On 5/10/2018 3:00 AM, Junio C Hamano wrote:
Derrick Stolee <dstolee@xxxxxxxxxxxxx> writes:
We use the lockfile API to avoid multiple Git processes from writing to
the commit-graph file in the .git/objects/info directory. In some cases,
this directory may not exist, so we check for its existence.
The existing code does the following when acquiring the lock:
1. Try to acquire the lock.
2. If it fails, try to create the .git/object/info directory.
3. Try to acquire the lock, failing if necessary.
The problem is that if the lockfile exists, then the mkdir fails, giving
an error that doesn't help the user:
"fatal: cannot mkdir .git/objects/info: File exists"
Isn't a better immediate fix to make the second step pay attention
to errno? If mkdir() failed due to EEXIST, then we know we tried to
aquire the lock already, so we can die with an appropriate message.

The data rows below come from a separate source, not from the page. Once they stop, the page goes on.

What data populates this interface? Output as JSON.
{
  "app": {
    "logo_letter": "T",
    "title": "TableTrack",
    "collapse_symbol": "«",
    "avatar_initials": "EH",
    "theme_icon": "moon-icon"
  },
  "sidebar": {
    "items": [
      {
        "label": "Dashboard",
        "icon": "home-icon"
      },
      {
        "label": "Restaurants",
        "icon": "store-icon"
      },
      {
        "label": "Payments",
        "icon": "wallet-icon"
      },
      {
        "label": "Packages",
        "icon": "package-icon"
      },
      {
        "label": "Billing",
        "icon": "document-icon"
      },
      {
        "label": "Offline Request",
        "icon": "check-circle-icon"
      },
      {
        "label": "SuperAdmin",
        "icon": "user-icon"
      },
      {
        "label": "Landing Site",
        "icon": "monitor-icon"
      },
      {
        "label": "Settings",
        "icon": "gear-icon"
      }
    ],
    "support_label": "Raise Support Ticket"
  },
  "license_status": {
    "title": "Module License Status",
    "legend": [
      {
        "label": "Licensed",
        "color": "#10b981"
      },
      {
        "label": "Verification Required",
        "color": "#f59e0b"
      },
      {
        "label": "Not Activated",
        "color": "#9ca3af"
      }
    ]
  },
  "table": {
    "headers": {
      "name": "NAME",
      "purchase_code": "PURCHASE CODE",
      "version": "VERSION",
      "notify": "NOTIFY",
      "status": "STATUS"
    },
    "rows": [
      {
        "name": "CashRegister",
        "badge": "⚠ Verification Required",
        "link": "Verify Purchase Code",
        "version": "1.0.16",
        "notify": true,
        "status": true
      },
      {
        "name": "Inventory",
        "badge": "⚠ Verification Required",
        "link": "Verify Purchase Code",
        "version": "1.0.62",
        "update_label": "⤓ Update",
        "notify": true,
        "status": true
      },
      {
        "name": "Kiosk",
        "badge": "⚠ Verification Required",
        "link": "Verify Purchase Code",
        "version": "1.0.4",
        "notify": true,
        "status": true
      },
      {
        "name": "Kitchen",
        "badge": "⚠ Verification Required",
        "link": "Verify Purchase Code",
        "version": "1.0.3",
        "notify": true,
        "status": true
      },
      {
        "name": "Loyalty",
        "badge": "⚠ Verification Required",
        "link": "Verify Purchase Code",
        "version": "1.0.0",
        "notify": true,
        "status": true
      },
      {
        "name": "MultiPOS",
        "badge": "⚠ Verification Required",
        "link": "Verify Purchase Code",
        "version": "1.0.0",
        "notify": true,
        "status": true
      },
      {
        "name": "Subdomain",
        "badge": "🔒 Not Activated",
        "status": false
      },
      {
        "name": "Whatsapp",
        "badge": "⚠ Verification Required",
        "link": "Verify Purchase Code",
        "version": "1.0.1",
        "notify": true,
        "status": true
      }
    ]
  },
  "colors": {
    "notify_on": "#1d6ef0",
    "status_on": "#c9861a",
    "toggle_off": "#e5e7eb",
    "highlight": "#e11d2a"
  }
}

That way, we can keep the "optimize for the normal case" that the
approach to assume object/info/ directory is already there, instead
of always checking its existence which is almost always true
beforehand.
This "optimize for the normal case" is why the existing code is
organized the way it is.
Since this code is only for writing a commit-graph file, this "check the
directory first" option is a very small portion of the full time to
write the file, so the "optimization" has very little effect,
relatively. My personal opinion is to make the code cleaner when the
performance difference is negligible.
I'm willing to concede this point and use the steps you suggest below,
if we think this is the best way forward.
Also, can't we tell why we failed to acquire the lock at step #1?
Do we only get a NULL that says "I am not telling you why, but we
failed to lock"?
To tell why we failed to acquire the lock, we could inspect "errno".
However, this requires whitebox knowledge of both the lockfile API and
the tempfile API to know that the last system call to set errno was an
open() or adjust_shared_perm(). To cleanly make decisions based on the
reason the lock failed to acquire, I think we would need to modify the
lockfile and tempfile APIs to return a failure reason. This could be
done by passing an `int *reason`, but the extra noise in these APIs is
likely not worth the change.
What I am getting at is that the ideal sequence
would be more like:
1. Try to acquire the lock.
2-a. if #1 succeeds, we are happy. ignore the rest and return
the lock.
2-b. if #1 failed because object/info/ did not exist,
mkdir() it, and die if we cannot, saying "cannot mkdir".
if mkdir() succeeds, jump t 3.
2-c. if #1 failed but that is not due to missing object/info/,
die saying "cannot lock".
3. Try to acquire the lock.
4-a. if #3 succeeds, we are happy.ignore the rest and return
the lock.
4-b. die saying "cannot lock".
Thanks,
-Stolee